January 27, 2004

あなたの「株式投資」がよりよい社会をつくる!

昨日の読売新聞に『あなたの株式投資がよりよい社会をつくる』というスローガンを20年間も掲げて資産運用会社を経営してきたエイミー・ドミニのことが報じられていた。最近、我国でも話題になりはじめた「社会的責任投資(SRI)」の考え方だ。企業と対話を求めるが、未解決の案件には自社のホームページで紹介しながら圧力をかける。コカコーラに空きビンのリサイクル向上を促し、P&Gに生産農家に配慮したコーヒー豆の購入をさせた実績があるそうだからたいしたものだ。儲けることが至上命題の株式市場に大きな理想をかかげて存在し、そこで成功している手腕はただものではない。
我々個人でも株式市場で社会的責任を果さない企業、社会に害毒を流している企業、消費者にウソをつく企業の株を買わないようにしたらどうなるか。市場に参加する個人資金だけでも決してその会社の株を買わなかったなら、株価は長期に低迷し、会社は悲鳴を上げるのは間違いない。そのような意識の投資家なら、その会社の製品も買わないようにするから、ささやかながら会社にダブルパンチを浴びせることができるのだ。
地球にやさしいとか、なんとかかんとかいいながら、有害物質を生産し、それを使用した製品は結局環境に負荷をかけることになるのに、それに頬かむりしている企業をあぶりだし、社会から締め出す運動につなぐことができるかも知れない。投資行動と消費行動によって社会にとっていい会社、ウソをつかない会社が存在しやすい環境を我々の手で作りたいものだ。

最近の事例で言えば消費者金融の大手の『武富士』、この会社の悪評は数々あるけれど、会長の指示で電話の盗聴をする等、幹部達の酷い無法ぶりが明かになった。ところがこのような場合でも、我国の株式市場では株価の低下は見られるものの、一過性の動きに終始し、会社にダメージを与えるまでに至らない。実際、この会社の株価もそのような経過をたどって、事件発覚前の水準に早くも戻っている。株価はその企業の成績表であるとするならばこれは残念なことといわなければならない。

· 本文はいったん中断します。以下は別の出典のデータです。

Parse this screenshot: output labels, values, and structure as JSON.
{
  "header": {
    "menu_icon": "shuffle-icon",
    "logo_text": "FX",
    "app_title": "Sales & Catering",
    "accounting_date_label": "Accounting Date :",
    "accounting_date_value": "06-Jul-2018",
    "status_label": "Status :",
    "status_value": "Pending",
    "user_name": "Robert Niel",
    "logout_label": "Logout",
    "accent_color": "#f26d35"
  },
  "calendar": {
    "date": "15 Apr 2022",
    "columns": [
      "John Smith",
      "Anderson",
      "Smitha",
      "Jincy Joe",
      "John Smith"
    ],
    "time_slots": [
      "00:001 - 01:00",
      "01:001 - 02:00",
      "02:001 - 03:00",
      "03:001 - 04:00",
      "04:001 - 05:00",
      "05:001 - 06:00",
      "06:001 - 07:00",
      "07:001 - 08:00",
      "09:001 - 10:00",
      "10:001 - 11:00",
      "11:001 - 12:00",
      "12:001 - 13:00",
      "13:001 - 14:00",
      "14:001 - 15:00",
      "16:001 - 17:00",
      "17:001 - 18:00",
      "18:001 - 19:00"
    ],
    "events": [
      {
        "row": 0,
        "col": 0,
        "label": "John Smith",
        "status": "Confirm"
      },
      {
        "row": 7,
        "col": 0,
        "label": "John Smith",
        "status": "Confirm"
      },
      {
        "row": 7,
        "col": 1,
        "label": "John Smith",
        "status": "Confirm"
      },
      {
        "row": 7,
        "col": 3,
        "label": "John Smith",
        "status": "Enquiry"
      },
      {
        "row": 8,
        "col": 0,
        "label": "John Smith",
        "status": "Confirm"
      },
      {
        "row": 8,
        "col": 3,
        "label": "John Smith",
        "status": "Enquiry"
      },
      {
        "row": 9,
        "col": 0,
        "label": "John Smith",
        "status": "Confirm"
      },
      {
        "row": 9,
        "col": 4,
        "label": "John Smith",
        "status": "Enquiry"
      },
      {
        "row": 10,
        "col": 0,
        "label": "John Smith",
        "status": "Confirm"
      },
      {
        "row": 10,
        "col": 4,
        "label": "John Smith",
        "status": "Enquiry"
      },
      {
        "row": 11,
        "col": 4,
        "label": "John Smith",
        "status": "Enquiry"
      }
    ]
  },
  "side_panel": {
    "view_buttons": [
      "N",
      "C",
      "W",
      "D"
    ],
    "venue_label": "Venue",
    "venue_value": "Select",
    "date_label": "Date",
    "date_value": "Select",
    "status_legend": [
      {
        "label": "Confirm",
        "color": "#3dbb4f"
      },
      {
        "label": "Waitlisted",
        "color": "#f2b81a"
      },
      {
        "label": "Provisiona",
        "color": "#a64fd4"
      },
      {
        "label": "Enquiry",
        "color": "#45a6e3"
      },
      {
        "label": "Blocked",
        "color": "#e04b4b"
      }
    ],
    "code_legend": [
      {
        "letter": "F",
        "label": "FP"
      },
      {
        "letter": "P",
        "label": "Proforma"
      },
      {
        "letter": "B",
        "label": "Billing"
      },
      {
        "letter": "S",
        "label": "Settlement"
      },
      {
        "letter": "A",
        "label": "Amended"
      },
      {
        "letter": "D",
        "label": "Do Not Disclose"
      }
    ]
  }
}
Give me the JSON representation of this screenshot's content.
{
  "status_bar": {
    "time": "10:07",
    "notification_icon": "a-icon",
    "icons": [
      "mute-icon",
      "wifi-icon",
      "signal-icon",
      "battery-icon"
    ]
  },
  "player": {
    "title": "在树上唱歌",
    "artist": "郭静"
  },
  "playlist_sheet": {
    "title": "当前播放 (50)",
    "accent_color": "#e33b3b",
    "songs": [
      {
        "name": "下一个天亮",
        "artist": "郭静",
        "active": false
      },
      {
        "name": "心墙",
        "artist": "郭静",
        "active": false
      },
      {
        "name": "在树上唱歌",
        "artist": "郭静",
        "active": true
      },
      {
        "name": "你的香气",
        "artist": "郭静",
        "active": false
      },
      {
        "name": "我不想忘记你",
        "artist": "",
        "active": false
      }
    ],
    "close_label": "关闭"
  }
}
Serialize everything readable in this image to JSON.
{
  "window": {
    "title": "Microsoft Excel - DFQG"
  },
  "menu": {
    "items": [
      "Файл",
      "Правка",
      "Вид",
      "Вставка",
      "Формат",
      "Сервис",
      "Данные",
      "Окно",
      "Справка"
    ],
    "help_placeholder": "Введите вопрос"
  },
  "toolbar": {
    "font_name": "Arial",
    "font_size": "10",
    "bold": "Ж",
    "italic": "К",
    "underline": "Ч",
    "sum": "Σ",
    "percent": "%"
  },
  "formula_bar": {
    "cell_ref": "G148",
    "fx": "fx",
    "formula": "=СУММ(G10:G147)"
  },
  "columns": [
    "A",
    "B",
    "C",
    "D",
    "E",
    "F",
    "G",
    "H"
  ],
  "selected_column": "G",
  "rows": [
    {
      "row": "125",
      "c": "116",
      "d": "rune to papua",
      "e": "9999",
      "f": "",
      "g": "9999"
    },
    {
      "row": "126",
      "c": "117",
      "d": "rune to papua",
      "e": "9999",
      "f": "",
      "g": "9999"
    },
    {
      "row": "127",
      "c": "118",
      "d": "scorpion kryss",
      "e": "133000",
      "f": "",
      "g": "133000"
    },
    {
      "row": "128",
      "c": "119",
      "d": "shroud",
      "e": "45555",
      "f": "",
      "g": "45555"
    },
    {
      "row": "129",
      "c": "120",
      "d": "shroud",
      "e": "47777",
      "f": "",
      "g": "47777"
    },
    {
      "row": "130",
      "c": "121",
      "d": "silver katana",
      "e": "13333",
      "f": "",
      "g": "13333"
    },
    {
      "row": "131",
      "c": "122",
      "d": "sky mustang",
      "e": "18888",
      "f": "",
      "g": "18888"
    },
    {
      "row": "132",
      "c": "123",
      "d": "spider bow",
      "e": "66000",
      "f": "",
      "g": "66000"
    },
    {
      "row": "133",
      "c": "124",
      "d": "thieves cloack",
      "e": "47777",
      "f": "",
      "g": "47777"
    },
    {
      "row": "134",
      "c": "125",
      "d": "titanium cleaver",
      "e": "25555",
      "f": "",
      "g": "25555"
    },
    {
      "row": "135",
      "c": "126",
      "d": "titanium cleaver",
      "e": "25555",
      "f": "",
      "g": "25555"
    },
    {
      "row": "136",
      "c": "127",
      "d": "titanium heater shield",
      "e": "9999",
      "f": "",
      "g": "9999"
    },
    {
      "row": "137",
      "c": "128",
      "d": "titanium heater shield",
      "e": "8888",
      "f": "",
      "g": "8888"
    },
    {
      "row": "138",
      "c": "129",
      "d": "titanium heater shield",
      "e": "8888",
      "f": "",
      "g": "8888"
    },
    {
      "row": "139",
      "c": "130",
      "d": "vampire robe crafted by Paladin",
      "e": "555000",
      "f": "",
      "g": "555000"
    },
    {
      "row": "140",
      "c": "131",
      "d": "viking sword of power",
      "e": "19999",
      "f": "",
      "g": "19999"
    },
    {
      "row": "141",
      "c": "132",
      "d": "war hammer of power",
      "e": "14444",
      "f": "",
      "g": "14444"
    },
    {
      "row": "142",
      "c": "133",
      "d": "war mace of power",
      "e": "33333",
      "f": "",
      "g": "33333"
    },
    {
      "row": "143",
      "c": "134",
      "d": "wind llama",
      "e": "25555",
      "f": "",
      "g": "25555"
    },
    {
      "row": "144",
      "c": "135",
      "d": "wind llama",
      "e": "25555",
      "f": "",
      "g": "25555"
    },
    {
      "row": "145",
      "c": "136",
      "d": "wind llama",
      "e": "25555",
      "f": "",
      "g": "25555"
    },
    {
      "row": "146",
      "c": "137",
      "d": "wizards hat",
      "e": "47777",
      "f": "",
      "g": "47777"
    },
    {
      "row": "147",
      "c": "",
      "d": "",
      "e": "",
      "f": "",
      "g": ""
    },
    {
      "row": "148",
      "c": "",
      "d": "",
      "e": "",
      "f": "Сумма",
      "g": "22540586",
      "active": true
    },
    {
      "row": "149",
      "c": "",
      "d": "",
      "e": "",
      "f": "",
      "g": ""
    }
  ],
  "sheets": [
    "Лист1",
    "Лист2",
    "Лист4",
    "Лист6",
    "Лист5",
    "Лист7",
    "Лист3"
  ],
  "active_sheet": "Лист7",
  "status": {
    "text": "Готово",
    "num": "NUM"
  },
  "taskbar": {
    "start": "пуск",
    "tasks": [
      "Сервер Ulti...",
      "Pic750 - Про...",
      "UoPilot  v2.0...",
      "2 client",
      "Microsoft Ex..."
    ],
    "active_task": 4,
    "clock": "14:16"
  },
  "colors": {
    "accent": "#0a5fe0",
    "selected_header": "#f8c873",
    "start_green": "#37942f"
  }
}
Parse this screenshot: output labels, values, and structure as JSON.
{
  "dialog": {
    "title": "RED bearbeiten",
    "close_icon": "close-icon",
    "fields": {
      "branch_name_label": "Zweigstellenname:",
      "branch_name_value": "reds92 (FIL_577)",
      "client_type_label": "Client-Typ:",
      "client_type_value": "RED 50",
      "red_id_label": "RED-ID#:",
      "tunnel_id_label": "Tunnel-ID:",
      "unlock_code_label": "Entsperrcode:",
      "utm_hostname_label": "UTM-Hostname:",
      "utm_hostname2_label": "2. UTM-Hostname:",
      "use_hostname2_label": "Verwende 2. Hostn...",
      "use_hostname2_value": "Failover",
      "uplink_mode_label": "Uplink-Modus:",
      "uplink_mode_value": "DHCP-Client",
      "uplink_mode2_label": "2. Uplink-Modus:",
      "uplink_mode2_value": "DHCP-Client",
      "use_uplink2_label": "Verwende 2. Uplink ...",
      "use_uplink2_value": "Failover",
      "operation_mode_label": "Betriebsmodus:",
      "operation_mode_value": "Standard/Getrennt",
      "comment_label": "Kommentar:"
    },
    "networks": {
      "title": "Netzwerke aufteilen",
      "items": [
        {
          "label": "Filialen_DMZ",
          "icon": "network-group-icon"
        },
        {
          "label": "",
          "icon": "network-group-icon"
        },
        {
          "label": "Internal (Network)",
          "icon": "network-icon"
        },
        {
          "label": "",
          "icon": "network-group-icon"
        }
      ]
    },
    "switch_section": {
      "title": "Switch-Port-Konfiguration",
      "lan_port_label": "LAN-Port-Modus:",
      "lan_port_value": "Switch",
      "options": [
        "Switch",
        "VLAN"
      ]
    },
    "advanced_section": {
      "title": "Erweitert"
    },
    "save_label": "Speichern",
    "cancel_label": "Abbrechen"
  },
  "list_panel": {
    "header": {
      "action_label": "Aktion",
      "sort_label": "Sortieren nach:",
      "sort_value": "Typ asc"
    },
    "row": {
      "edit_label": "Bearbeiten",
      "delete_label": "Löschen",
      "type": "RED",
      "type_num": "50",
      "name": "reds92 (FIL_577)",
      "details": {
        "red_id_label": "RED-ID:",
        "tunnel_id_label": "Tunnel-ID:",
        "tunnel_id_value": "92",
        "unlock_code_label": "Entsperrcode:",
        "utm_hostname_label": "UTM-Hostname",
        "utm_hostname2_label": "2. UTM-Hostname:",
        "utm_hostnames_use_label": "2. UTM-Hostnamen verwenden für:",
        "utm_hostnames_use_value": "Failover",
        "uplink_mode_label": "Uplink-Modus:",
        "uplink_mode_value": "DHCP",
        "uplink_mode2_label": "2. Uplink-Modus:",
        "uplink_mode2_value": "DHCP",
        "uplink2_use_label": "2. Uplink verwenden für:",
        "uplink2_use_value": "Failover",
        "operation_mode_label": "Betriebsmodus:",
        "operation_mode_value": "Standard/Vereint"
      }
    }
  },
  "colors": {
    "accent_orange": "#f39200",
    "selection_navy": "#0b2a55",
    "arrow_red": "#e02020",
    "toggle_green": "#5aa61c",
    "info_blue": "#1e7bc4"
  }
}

翔年は『あなたの「○○○○」がよりよい社会をつくる』を信じるものである。
○○を「投票」としても、「消費行動」としても、「笑顔」としても成立つ、万能のキャッチフレーズはすばらしい。


この記事へのトラックバックURL

この記事へのトラックバック
今朝の新聞の経済ニュースからピックアップしたい。 「環境素材6800種 ソニーが指定 -代替品移行、調達先に促す」と日経9面のトップ記事。ソニーは人体に悪影響のあるカドミウムや鉛を含まない樹脂や塗料など6800種類の素材をリストにまとめ、部品メーカーなど調達先に情
ソニーとホンダと西武鉄道と【もの言う翔年】at March 01, 2004 22:09
この記事へのコメント
naoさん、コメントありがとう。
社会的責任投資を研究されているのですね。大変難しい問題だと思いますが、キットこの分野の投資パフォーマンスはこれから上るでしょう。投資家は勿論、企業も年金も無視できない大きな世界的な流れができてくると考えています。
頑張ってください。
ぼくはゴミみたいな投資家ですが、主に短期(1日〜3ヶ月)で行動しています。どちらかというと株価のオーバーシュートや材料の織りこみ不足を捉えるやり方です。
昔は長期投資で確実に報われましたが、今は長期の方がリスクが高いような気がしています。
Posted by ユリウス at February 07, 2004 11:51
始めまして。興味深く読ませて頂きました。私は社会的責任投資を研究している者です。
投資と消費を組み合わせれば、かなり大きな影響を企業に与えることができると私も考えてはいるのですが、なかなか理解を得られないものです。
パフォーマンス自体も悪くないですし、年金基金がこのアプローチをとってくれると、日本でも一気に普及するとは思います。
翔年さんの言う『あなたの「○○○○」がよりよい社会をつくる』、私も万能のキャッチフレーズだと思います。